Stop failing requires fitness
The next realization about losing weight and keeping it off resides in the fact it means working out and eating clean the rest of your life. This is not about going on some diet and getting off it. No pill will help you take off the weight and maintain it the rest of your life. It is no secret. Working out + eating clean is the diet plan you implement the rest of your life. It IS the magic formula.
Those two components are my normal daily routine. And the results are worth it. No longer am I under the tyranny of food choices and the number on the scale. Food is fuel and vitality. Working out is stress relief and the best energy drink.
I no longer waste emotional energy thinking about what I ate, feeling guilty for what I did or did not do, or how I look. My confidence is stronger, my body healthier, and I face the difficulty in life with stability and perseverance.
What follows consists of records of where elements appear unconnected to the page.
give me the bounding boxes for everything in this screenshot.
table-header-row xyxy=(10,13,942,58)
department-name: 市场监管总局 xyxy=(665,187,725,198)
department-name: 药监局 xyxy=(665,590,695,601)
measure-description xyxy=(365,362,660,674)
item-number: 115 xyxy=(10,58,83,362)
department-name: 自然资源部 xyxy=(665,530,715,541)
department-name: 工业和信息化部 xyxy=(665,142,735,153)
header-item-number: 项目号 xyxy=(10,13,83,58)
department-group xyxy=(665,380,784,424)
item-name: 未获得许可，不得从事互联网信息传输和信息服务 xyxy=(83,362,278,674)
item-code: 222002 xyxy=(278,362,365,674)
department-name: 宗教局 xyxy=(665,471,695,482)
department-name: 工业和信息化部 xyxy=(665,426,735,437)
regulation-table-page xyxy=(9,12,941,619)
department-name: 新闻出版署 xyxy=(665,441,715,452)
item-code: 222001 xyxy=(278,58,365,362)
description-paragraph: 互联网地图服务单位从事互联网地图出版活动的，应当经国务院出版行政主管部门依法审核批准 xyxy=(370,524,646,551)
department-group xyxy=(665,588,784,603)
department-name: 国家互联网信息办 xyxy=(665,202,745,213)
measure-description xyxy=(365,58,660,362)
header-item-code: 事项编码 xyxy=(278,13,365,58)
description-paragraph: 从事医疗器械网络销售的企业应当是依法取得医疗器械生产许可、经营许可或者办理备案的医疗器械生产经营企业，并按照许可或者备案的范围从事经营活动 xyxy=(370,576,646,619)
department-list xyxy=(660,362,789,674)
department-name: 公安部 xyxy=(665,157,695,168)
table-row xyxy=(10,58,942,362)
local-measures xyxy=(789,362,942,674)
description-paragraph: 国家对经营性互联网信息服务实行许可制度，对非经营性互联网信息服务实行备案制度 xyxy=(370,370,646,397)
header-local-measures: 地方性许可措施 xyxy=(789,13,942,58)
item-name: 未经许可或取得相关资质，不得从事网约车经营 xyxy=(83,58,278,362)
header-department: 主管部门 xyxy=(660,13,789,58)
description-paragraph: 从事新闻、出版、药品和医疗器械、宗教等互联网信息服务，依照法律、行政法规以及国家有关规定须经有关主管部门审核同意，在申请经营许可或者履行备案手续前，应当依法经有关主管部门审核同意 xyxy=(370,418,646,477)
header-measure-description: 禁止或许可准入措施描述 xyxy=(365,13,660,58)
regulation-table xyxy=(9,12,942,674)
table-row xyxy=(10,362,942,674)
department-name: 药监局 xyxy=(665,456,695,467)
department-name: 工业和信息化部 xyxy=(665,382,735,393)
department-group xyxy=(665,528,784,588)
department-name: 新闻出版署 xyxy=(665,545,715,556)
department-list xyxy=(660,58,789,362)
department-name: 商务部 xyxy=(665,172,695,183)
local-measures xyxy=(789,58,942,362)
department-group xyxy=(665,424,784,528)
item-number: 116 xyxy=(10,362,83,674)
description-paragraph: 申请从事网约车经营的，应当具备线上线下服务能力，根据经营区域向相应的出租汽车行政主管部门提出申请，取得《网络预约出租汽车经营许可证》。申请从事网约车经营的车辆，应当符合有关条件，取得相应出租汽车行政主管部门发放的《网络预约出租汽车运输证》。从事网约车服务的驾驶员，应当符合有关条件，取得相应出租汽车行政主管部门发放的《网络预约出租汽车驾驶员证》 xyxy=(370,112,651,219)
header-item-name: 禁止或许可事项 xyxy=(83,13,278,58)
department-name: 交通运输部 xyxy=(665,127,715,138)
Weight loss kept off for over 20 years
It took me three years to lose 65 pounds through working out + eating clean, but I have never seen those 65 pounds again. I could have accomplished that in less time, but I engaged in learning a different lifestyle not going a diet. I took small steps at first and continued to build upon them. I changed my expectations, my fitness, and my nutrition. And, ultimately, I fulfilled a life goal of becoming a professional athlete playing women's tackle football for Dallas earning my Championship ring as a player in 2008.
If you are ready, the time is now. There may not be an immediate payoff but do not let that be another excuse. Be intentional to do hard things outside of your comfort zone. In fact go beyond what is expected and required. Challenge your norm and do not settle for less than what you truly want! Get off the diet and go on a lifestyle. Stop failing by learning a lifestyle. You will never diet again.